A key issue for NSW coal fuelled generators is that they must compete against exports for coal. Average prices paid for coal are lower than export prices because (i) the coal quality is at discount to export spec coal. NSW generators are designed to run on high ash, lower calorific coal (call it crap coal if you like, certainly I wouldn’t want to live next to a generator burning it) (ii) Generators are protected by historic contracts. For virtually all four generators those contracts will have expired by 2025 and for Vales Point B and Eraring earlier. Mt Piper is entirely dependent on Springvale and will need a coal unloader to access additional coal supply.
ITK coal price forecasts are restricted to paying clients. Still we make the following information available. We also offer up that in our view a new mine requires a coal price of at least A$100/t to earn a return on capital.

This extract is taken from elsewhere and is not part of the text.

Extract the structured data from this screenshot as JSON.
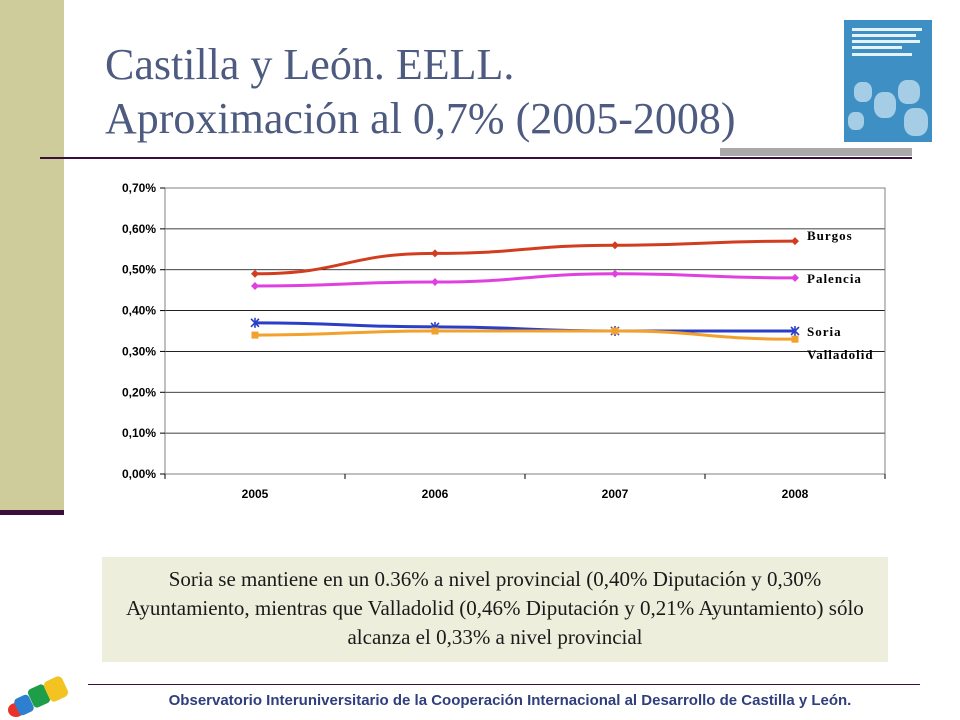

Even then it would probably want some semi coking coal in the mix
On this page you can see that even though only 26/196 mt of coal produced in NSW goes to the NSW electricity generation sector nevertheless there are a number of mines heavily dependent on the generators. This dependency is mitigated in that basically Centennial, Glencore and Peabody are the major owners in NSW and can manage individual mine risk
The new coal mine proposals for NSW are extracted from Lock the gate page, the coal mine production is from the Dept of Mines and the analysis is ITK. Chain Valley and Sprinvale are currently the coal mines with the most issues.